Why BPM doesn’t have to screw up SOA
Recently Steve Jones has published an article on his blog in which he states that "SOA makes great BPM, BPM makes crappy SOA". He argues that "BPM driven SOA tends to make bad SOA as it is driven from a procedural and process view, has poor separation of concerns and is mostly all about driving things from the technology perspective". This procedural and process view is a bad starting point, in his opinion, because it tends to see services equal to process steps, which results in "doing VISUAL Cobol and replacing function calls with service".
I agree with him that, if you just make each process step a service, you haven't got any clue about the meaning of a service. But in my opinion BPM can be a very good starting point for implementing a SOA! Of course some basic conditions are needed to make the process successful.

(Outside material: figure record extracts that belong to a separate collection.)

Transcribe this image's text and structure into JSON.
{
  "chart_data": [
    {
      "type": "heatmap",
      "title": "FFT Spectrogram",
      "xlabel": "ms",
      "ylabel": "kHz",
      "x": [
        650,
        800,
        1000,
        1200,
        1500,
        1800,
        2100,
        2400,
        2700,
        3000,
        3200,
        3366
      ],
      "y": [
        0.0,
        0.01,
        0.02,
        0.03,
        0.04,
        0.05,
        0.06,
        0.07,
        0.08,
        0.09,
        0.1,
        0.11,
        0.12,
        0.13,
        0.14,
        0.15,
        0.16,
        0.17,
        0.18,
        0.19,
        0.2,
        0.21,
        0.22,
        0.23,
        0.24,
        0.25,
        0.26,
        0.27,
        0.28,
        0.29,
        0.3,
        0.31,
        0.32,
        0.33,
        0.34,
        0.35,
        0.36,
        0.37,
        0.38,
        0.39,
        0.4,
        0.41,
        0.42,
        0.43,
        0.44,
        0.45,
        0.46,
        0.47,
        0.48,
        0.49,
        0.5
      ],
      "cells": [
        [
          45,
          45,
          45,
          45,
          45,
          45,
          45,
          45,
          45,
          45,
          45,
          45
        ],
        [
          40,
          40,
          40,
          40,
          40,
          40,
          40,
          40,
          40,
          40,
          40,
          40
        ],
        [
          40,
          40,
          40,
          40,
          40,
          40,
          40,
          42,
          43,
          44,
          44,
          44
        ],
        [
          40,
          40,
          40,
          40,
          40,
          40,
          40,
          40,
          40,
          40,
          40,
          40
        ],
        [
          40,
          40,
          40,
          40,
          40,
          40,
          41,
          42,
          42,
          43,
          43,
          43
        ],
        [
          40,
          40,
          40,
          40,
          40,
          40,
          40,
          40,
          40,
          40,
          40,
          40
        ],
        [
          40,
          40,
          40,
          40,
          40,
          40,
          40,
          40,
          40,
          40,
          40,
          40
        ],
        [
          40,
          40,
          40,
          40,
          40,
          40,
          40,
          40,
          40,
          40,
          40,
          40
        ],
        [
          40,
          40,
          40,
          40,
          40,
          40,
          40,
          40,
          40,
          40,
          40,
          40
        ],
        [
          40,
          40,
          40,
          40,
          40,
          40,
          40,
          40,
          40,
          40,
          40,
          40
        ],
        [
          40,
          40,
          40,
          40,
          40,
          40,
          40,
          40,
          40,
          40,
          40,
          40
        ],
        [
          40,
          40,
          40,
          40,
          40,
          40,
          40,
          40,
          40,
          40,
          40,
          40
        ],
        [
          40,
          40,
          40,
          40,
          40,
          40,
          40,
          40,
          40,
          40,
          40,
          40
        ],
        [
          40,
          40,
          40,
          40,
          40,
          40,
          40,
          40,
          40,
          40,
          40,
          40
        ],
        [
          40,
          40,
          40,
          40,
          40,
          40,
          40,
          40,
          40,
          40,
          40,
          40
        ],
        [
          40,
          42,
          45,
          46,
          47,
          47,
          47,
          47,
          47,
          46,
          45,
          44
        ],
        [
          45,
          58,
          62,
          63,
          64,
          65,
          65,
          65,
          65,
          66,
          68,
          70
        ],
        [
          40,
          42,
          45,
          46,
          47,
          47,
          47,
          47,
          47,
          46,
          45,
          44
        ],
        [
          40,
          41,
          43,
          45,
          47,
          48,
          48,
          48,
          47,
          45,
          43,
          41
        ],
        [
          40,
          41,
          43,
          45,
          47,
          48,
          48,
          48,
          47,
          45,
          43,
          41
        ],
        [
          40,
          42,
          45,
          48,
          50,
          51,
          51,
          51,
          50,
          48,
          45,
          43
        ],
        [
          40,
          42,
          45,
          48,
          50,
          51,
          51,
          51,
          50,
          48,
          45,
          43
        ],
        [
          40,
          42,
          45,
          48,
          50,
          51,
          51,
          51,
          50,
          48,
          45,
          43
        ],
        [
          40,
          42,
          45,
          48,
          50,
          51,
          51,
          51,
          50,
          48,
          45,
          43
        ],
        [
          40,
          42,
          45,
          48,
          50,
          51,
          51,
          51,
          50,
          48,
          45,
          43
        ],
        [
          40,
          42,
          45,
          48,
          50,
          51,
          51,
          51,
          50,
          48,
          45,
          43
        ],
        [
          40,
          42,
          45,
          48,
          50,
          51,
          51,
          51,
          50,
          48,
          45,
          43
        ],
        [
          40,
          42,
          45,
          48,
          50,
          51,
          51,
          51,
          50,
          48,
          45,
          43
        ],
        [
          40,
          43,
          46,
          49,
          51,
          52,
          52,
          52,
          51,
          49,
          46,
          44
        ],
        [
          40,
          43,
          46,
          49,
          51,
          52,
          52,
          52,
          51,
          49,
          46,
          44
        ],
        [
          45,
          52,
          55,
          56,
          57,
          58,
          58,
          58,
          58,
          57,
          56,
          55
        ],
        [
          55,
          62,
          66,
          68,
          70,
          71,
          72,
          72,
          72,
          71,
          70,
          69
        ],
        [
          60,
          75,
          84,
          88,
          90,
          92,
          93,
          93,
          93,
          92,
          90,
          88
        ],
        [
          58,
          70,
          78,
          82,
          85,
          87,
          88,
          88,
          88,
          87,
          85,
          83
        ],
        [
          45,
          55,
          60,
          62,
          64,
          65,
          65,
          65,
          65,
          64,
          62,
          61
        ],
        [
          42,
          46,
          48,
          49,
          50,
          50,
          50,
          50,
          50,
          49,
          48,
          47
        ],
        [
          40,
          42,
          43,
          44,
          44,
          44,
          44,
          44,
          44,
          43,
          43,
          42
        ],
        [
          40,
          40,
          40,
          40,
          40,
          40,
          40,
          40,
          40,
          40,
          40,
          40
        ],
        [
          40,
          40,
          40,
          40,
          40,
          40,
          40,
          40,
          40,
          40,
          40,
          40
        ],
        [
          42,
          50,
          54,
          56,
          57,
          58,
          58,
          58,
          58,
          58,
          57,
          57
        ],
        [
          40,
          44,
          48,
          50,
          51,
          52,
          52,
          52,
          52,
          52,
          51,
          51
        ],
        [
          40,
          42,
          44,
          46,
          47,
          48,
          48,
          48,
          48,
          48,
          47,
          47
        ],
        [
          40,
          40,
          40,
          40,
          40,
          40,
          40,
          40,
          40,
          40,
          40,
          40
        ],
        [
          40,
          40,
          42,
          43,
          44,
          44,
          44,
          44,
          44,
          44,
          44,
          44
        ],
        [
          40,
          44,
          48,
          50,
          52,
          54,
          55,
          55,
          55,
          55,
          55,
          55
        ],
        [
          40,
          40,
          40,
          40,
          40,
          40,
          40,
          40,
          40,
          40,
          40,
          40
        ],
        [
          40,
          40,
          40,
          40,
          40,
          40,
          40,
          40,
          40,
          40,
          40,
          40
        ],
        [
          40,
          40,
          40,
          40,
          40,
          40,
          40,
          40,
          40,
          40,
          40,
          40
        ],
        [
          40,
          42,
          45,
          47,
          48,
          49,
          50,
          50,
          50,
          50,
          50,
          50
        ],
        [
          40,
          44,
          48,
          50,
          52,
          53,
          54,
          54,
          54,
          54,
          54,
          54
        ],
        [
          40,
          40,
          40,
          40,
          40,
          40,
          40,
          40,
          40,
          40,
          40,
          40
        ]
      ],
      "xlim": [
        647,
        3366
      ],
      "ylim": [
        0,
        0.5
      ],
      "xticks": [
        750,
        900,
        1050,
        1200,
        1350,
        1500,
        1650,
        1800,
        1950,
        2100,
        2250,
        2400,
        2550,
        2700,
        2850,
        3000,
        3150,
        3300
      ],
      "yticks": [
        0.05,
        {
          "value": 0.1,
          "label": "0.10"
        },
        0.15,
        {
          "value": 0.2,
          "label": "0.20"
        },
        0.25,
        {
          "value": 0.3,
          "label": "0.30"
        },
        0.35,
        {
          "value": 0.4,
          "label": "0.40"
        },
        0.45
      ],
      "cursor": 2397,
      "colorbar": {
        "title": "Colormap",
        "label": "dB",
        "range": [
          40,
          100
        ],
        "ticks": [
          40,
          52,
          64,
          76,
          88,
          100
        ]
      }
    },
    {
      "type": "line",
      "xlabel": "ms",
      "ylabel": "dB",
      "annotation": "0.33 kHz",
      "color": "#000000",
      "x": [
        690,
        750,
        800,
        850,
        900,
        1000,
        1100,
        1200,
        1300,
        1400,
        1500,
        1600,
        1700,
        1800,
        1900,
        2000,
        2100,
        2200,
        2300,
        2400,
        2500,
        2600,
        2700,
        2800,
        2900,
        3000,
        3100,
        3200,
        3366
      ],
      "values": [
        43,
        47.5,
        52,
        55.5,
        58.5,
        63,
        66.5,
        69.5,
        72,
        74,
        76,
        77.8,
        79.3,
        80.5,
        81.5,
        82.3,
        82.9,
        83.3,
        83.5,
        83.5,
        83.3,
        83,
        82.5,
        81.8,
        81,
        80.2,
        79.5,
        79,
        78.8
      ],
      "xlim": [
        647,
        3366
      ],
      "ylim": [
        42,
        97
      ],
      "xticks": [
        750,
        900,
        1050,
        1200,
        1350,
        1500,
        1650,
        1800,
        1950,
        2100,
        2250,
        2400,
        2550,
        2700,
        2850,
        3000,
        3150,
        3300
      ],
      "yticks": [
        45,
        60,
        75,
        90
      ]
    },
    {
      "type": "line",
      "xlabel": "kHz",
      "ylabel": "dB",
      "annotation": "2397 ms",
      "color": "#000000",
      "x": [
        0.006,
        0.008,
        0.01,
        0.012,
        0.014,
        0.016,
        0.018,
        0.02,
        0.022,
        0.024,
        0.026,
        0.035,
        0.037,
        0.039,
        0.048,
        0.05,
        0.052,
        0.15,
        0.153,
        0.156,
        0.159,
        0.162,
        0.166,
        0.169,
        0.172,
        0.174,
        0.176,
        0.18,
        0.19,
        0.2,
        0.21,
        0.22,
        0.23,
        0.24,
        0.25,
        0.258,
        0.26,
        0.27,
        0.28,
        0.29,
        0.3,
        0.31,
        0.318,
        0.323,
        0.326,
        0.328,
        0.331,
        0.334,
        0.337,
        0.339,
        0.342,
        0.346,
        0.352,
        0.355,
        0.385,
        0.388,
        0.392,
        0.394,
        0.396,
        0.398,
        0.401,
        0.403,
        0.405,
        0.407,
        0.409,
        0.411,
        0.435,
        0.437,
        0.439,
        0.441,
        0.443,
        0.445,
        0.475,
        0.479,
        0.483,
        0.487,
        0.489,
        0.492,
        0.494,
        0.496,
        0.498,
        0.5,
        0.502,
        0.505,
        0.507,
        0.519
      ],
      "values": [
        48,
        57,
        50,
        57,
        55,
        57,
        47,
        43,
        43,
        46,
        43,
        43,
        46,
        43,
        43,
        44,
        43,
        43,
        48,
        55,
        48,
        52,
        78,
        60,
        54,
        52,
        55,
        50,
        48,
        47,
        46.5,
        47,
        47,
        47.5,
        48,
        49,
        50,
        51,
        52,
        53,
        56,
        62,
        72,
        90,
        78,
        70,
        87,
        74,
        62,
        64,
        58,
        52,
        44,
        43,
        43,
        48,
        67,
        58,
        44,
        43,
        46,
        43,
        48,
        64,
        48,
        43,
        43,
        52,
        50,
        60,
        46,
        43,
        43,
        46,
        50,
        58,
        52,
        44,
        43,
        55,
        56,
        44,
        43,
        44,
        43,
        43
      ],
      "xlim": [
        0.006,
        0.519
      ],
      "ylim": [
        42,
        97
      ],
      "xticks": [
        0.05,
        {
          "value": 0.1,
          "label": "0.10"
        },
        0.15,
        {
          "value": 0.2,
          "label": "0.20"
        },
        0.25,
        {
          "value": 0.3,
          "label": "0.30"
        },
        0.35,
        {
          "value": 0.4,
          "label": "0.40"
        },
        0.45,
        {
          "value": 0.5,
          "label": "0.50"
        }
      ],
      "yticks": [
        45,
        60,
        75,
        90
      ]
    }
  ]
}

First the difference between service and component needs to be clear. In SOA and service identification I explained how I see services and components. In short: a service is a business function, while a component is an IT asset implementing one or more services. Figure 1 visualizes the definitions for services and components and shows how they relate to each other.
Figure 1 – SOA Layers 
Second the components should be identified in a formal way. As shown in SOA and service identificationdoing this with help of methods like BCI-3D will result in components with a high internal complexity/cohesion and a low external complexity. Due to the separation between service and component, the implementation of the services, the components, is fully independent from the interface (the service itself). So organizing components in another way does not affect the services and therefore also not the processes. The other way around is the same. The way you model your processes has nothing to do with the way IT assets (components) are organized.
To conclude: I don't think BPM driven SOA tends to make bad SOA. I think, as I argued in SOA and service identification, that both a top-down (BPM-service-component) and a bottom-up (IT-asset-component-service) approach are needed to make a good SOA in an existing IT landscape.